3e Civ., 30 mars 2023, n° 22-21.763, (B), FS

QPC - Renvoi au Conseil constitutionnel

Loi n° 89-462 du 6 juillet 1989 – Article 15, III – Droit de propriété – Article 2 de la Déclaration des droits de l'homme et du citoyen – Caractère sérieux – Renvoi au Conseil constitutionnel

Faits et procédure

1. Propriétaires d'un logement donné à bail en 2012 à M. [M] [N] [K] et Mme [H] (les locataires), M. et Mme [T] [R] [W] (les bailleurs) leur ont délivré, le 20 décembre 2017, un congé aux fins de reprise pour habiter, sans leur proposer un logement correspondant à leurs besoins et à leurs possibilités, dans les limites géographiques déterminées à l'article 13 bis de la loi n° 48-1360 du 1er septembre 1948.

2. Les bailleurs ont assigné les locataires en validation de ce congé et en expulsion.

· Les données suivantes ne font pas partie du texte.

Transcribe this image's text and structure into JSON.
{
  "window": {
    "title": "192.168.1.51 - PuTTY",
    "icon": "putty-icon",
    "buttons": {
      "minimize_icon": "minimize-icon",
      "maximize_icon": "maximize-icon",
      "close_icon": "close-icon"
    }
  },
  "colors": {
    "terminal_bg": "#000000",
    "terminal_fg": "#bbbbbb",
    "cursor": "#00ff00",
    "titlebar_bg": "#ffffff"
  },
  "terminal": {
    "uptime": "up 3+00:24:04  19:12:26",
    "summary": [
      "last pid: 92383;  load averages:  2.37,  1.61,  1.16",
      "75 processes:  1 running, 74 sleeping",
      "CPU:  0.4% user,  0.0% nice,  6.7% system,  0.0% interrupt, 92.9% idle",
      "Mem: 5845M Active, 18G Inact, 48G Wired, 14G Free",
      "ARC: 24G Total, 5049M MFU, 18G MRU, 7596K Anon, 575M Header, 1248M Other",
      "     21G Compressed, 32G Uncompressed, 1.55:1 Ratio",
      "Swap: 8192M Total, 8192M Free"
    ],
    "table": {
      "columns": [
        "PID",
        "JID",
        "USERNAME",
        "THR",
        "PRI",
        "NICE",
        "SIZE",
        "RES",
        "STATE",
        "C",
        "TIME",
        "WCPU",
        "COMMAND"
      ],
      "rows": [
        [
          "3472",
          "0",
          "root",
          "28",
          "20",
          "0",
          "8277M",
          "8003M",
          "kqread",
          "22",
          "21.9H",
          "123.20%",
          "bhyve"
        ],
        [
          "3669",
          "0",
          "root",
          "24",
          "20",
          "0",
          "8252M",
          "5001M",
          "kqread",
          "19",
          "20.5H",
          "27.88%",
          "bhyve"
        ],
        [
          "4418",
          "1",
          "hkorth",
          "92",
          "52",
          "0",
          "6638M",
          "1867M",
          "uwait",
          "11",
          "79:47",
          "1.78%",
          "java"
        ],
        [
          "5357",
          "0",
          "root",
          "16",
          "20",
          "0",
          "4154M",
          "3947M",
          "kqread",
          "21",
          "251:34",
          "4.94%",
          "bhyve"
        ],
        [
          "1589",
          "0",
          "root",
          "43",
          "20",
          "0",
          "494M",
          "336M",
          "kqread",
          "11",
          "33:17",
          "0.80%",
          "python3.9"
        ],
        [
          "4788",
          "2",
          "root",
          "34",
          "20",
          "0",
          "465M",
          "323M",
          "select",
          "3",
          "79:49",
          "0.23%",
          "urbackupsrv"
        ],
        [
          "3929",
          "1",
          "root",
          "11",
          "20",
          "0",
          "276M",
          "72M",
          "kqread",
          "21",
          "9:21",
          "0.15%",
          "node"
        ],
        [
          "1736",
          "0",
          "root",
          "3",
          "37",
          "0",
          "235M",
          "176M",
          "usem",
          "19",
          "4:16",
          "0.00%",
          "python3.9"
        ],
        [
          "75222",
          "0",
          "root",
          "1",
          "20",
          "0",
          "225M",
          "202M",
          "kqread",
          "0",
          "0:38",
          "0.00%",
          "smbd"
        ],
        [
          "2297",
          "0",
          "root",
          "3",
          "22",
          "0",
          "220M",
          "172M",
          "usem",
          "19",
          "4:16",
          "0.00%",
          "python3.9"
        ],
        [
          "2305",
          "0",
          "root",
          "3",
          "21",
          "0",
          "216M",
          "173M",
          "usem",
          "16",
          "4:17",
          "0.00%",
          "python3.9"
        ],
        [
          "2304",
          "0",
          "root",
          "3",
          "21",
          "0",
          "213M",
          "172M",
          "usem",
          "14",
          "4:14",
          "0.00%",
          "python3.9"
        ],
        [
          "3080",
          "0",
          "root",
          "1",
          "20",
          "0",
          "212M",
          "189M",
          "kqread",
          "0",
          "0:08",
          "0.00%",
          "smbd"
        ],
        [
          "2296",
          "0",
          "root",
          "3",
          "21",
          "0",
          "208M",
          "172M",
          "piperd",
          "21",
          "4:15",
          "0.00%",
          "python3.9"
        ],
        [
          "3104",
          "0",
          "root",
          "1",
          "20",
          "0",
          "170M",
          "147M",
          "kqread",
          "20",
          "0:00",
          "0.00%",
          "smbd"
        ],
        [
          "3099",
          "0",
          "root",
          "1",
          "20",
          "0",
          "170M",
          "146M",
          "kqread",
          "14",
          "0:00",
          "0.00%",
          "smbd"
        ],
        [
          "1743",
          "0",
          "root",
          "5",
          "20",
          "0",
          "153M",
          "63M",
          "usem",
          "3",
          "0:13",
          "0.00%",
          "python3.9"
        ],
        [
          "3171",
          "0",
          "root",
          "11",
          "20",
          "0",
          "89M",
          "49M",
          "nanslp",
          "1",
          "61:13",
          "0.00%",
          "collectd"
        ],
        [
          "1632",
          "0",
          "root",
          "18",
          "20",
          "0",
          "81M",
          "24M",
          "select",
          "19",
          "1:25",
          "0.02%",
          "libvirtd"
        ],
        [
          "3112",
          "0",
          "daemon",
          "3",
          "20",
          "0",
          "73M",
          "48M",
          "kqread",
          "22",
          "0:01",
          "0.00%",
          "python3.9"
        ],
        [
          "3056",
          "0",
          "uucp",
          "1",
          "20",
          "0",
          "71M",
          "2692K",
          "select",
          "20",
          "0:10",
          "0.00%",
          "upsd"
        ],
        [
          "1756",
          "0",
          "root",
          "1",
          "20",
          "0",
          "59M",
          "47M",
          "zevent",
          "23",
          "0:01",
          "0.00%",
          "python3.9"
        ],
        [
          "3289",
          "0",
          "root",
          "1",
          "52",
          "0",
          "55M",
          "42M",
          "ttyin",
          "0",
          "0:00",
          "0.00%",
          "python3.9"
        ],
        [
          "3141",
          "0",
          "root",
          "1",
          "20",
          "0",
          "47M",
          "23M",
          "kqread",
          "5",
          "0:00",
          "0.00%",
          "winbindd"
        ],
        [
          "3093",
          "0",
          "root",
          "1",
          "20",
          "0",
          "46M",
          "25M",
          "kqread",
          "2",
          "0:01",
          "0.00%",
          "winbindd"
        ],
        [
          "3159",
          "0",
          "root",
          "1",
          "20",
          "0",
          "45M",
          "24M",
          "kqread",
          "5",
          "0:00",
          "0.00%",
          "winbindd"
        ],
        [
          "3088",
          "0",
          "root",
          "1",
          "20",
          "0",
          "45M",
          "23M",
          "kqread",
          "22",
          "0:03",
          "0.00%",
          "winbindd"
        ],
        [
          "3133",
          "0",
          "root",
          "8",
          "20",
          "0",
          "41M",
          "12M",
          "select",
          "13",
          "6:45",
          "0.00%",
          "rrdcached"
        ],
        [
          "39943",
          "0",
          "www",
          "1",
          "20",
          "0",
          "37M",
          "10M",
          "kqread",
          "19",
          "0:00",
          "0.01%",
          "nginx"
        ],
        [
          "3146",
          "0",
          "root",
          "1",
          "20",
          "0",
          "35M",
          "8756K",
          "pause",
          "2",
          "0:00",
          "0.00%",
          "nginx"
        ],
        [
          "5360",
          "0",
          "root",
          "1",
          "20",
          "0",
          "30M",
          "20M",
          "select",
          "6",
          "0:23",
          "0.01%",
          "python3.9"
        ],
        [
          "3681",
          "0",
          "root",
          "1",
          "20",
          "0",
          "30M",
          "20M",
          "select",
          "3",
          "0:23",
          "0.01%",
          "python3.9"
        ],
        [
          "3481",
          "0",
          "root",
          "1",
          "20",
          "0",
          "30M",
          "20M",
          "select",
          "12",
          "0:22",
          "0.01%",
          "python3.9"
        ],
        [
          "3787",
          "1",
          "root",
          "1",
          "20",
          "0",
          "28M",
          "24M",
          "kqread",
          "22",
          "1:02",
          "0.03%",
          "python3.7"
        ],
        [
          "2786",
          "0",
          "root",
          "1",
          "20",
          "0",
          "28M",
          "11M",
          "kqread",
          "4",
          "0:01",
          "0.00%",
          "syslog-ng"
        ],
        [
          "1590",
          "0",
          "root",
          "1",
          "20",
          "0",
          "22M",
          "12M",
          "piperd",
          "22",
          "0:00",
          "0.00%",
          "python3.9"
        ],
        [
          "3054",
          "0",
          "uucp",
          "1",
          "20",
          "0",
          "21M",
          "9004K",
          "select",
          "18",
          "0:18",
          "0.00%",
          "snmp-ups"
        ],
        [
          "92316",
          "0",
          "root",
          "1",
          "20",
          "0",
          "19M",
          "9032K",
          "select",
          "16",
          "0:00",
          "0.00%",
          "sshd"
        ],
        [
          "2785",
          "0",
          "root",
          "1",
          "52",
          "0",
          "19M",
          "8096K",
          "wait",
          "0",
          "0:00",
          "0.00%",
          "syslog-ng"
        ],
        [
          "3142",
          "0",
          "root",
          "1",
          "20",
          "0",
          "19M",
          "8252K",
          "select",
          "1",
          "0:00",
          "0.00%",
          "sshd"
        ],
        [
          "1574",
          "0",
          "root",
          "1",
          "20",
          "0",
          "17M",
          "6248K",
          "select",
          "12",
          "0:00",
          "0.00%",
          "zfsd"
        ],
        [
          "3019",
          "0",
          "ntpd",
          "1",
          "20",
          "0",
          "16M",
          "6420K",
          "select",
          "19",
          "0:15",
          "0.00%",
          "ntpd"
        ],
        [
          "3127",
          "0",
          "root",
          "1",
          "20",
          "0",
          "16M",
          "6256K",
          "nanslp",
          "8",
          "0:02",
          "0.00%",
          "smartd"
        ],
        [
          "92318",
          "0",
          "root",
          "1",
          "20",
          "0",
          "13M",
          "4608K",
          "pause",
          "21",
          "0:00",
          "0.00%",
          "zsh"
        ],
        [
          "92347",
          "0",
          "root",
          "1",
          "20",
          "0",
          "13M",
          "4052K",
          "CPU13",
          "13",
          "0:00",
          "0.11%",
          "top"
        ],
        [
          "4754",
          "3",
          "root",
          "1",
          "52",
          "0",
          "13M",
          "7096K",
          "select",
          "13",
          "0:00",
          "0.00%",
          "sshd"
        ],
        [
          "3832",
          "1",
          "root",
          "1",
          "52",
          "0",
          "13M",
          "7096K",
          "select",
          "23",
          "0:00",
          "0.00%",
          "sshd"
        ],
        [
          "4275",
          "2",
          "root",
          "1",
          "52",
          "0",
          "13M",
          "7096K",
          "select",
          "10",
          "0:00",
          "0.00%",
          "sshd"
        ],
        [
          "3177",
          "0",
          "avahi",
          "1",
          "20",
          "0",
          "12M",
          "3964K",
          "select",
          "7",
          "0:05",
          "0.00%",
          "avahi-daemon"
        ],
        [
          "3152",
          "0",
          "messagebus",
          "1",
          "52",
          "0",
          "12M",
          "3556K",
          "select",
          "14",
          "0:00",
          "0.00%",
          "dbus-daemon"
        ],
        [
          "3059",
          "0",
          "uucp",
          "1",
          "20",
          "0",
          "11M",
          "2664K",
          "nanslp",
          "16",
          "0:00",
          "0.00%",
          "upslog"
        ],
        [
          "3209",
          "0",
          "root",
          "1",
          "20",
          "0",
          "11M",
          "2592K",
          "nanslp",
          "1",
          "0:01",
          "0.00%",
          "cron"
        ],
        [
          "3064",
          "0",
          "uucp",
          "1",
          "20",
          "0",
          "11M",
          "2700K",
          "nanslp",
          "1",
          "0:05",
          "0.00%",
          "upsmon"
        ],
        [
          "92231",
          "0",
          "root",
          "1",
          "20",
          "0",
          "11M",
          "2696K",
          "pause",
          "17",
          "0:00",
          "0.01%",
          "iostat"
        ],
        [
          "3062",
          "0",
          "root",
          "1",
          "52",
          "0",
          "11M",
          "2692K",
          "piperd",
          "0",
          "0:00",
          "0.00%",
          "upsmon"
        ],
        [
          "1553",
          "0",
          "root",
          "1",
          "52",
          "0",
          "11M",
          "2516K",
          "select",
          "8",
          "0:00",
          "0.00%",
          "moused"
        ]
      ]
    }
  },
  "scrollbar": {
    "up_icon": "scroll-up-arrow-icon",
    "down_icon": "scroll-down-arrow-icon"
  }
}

Enoncé de la question prioritaire de constitutionnalité

3. A l'occasion du pourvoi qu'ils ont formé contre l'arrêt rendu le 21 juin 2022 par la cour d'appel de Paris, les bailleurs ont, par mémoire distinct et motivé, demandé le renvoi au Conseil constitutionnel de la question prioritaire de constitutionnalité suivante :

« L'article 15, III, de la loi n° 89-462 du 6 juillet 1989, en ce qu'il impose au bailleur personne physique qui justifie d'un motif légitime de reprendre son bien pour l'habiter, de proposer à son locataire âgé de plus de 65 ans et ne disposant que de faibles revenus, un logement correspondant à ses besoins et à ses possibilités dans des limites géographiques déterminées, porte-t-il au droit de propriété consacré à l'article 2 de la Déclaration des droits de l'homme et du citoyen de 1789, une atteinte disproportionnée au regard de l'objectif poursuivi, compte tenu de l'impossibilité pour le bailleur, lorsque le bail est ancien et que le logement se situe dans une zone où les loyers sont excessivement élevés, de proposer un tel logement, faute qu'il s'en trouve sur le marché locatif privé ? »

Examen de la question prioritaire de constitutionnalité

4. La disposition contestée est applicable au litige qui porte sur la validité d'un congé.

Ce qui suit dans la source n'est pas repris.